The Company’s shareholders approved the following matters at the AGM:

Item 1 - Annual Report 2021/2022, Consolidated Financial Statements 2021/2022, Statutory Financial Statements 2021/22 and Compensation Report 2021/2022. The shareholders approved the Annual Report 2021/2022, Consolidated Financial Statements 2021/2022, Statutory Financial Statements 2021/22 and Compensation Report 2021/2022.

Item 2 - Appropriation of Available Earnings. The shareholders approved that CHF5,543,000 disposable profit be carried forward.

Item 3 - Discharge of the Board of Directors and of the Executive Committee. The shareholders approved the discharge of the members of the Board of Directors and Executive Committee from liability for the fiscal year 2021/2022.

Item 4 - Board elections. The shareholders approved:

4.1 Re-election of the following board members: Thomas Farley, Joseph Osnoss, Christian Lucas, Jacques Stern, Eric Strutz, Eric Meurice, Ulf Pagenkopf, Guoming Cheng and Thomas Klein.

4.2 Re-election of Thomas Farley as Chairman of the Board of Directors.

4.3 Election of Thomas Farley, Joseph Osnoss and Eric Strutz as members of the Nomination and Compensation Committee.

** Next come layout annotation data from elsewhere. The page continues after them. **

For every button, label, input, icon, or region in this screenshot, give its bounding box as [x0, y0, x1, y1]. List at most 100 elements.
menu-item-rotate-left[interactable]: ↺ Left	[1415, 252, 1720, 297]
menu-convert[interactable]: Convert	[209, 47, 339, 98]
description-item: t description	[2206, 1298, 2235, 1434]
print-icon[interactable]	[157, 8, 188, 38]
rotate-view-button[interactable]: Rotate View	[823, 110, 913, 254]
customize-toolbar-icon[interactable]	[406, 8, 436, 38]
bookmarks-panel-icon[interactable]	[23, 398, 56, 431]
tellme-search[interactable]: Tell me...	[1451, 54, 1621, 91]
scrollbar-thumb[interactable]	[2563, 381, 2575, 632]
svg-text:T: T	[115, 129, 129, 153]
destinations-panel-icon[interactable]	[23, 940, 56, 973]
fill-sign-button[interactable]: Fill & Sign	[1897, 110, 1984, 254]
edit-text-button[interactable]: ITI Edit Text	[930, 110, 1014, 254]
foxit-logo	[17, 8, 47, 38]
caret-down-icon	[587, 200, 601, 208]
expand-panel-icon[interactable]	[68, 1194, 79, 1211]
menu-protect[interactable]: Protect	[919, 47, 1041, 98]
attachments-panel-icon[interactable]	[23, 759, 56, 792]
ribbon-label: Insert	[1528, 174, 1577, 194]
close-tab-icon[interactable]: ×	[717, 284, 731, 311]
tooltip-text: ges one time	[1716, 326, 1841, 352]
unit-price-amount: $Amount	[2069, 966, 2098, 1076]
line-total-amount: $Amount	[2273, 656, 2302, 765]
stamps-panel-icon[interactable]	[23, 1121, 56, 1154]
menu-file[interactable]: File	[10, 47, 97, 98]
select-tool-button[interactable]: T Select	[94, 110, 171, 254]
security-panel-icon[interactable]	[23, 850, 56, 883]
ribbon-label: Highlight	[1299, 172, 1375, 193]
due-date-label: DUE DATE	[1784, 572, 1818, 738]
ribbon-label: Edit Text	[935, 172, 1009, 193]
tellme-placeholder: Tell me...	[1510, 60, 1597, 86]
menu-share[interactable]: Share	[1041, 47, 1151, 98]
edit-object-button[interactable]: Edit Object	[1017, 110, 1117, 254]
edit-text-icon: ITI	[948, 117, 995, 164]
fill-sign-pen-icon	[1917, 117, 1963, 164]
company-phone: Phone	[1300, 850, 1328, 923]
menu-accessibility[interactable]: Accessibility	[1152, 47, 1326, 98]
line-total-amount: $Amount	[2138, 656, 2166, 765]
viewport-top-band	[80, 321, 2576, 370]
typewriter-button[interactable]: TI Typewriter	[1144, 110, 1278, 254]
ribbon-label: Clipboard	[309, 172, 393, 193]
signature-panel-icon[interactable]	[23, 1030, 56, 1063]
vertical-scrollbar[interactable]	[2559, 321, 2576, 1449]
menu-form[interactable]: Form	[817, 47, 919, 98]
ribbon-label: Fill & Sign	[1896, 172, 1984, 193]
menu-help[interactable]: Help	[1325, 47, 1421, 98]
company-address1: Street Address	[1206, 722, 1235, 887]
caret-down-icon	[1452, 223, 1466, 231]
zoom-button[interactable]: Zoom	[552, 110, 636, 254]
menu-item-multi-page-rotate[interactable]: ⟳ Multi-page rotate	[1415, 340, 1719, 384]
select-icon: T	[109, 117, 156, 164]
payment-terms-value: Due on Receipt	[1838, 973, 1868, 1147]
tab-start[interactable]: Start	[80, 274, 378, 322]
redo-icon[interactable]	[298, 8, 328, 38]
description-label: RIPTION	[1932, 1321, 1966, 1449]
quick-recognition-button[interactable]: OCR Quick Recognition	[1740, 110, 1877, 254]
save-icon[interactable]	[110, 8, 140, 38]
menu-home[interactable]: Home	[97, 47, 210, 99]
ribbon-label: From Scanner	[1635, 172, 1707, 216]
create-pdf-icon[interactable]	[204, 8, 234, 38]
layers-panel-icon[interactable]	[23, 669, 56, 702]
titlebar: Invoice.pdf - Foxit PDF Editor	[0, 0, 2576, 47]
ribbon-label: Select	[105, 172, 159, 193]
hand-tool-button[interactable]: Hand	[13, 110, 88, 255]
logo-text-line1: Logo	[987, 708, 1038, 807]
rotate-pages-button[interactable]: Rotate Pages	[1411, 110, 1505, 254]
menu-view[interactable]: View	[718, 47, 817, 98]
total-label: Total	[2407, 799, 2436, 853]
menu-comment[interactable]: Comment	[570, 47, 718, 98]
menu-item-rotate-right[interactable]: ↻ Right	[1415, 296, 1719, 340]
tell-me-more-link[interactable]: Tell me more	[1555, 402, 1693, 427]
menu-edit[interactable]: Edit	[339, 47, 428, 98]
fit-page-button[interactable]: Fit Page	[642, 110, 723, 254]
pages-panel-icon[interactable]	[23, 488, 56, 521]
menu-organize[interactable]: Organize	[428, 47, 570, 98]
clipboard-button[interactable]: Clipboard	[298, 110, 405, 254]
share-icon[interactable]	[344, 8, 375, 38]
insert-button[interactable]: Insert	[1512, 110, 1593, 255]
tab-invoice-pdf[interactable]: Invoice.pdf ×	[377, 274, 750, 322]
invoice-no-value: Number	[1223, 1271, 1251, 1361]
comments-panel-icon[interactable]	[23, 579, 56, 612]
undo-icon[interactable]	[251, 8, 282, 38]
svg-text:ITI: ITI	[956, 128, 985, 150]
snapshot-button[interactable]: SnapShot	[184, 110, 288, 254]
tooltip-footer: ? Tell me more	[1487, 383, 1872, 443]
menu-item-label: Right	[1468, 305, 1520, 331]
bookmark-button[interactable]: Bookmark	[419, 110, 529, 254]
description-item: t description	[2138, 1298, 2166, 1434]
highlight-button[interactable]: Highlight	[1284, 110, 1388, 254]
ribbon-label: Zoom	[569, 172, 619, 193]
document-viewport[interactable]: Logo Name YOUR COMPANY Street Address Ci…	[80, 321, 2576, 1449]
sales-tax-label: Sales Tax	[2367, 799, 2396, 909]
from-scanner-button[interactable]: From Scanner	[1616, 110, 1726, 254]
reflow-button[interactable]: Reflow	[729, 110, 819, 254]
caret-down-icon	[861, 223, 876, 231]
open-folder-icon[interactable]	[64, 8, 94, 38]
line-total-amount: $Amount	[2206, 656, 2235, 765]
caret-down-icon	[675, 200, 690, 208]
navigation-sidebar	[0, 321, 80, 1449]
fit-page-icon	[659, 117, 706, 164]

Item 5 - Approval of maximum Board Compensation and Executive Committee Compensation. The shareholders approved the aggregate maximum amount of compensation for the Board of Directors of CHF600,000 (excluding employer social security and pension contributions) for the term of office until the AGM 2023. In addition, the shareholders approved the aggregate maximum amount of compensation



for the Executive Committee of CHF18.5million for the fiscal year 2023/2024 (excluding employer social security and pension contributions). In addition, the shareholders approved the increase of the total amount of compensation for the Executive Committee to a maximum of CHF18.5million for fiscal year 2022/23 (excluding employer social security and pension contributions).

Item 6 – Election of Independent Proxy. The shareholders approved the election of Adroit Attorneys-at-Law as Independent Proxy.

Item 7 – Election of Statutory Auditors. The shareholders approved the election of PricewaterhouseCoopers SA as statutory auditors.

Item 8 – Reduction of Share Capital by Cancellation of Series A Preferred Shares. The shareholders approved the reduction of share capital by the cancellation of 104,135 Series A Preferred Shares, by amending Article 3a of the Company’s Articles of Association.